9. The user-side power safety diagnostic system based on multi-channel communication according to claim 1, characterized in that, The system is applicable to inspection and safety hazard diagnosis scenarios of substations, transmission lines, power cabinets, distribution ring network cabinets, main transformers and switchgear, and can be implemented in the form of single-machine integration or split deployment.

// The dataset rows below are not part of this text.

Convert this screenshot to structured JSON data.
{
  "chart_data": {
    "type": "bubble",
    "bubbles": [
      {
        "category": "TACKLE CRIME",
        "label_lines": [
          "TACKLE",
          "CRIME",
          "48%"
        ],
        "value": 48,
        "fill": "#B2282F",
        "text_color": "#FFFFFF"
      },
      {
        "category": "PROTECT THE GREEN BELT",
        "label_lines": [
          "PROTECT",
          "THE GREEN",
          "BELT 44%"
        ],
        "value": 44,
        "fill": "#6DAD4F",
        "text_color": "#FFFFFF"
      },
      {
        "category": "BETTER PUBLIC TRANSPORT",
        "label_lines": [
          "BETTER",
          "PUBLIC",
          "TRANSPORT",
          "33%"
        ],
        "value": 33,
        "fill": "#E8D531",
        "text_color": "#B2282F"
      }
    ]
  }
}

10. A method for diagnosing user-side power safety hazards based on multi-channel communication, characterized in that, include: S1: Multimodal data acquisition and time synchronization: Through various inspection devices of the multimodal acquisition module, video data, image data, acoustic signal data, electrical parameter data and environmental parameter data of power equipment and its surrounding environment are collected; the time synchronization module performs a unified timestamp alignment operation on the data collected by each acquisition device to control the timestamp error of the output data of each acquisition device to not exceed the preset threshold. S2: Edge Preprocessing and Lightweight Inference: The edge processing module performs preprocessing operations and lightweight model inference operations on the collected raw data to generate structured anomaly events containing category labels, confidence levels, and anomaly levels. S3: Multi-channel data transmission: The multi-channel communication module monitors the operating status of various types of communication links through the link status detection unit, and executes link selection strategy or link degradation strategy according to the detection results, so as to stably transmit structured abnormal events and related raw data to the cloud diagnostic module. S4: Data caching and delayed retransmission: When the communication link is abnormal, the original data and inference results are stored through the caching and retransmission module; after the communication link is restored to normal, the delayed retransmission operation is automatically executed in the order of timestamps, and the cached data is uploaded to the cloud diagnostic module. S5: Cloud-based in-depth diagnostics and results output: The cloud-based diagnostic module performs in-depth diagnostic operations on the uploaded data and outputs the fault type, risk level, and maintenance strategy of the power equipment.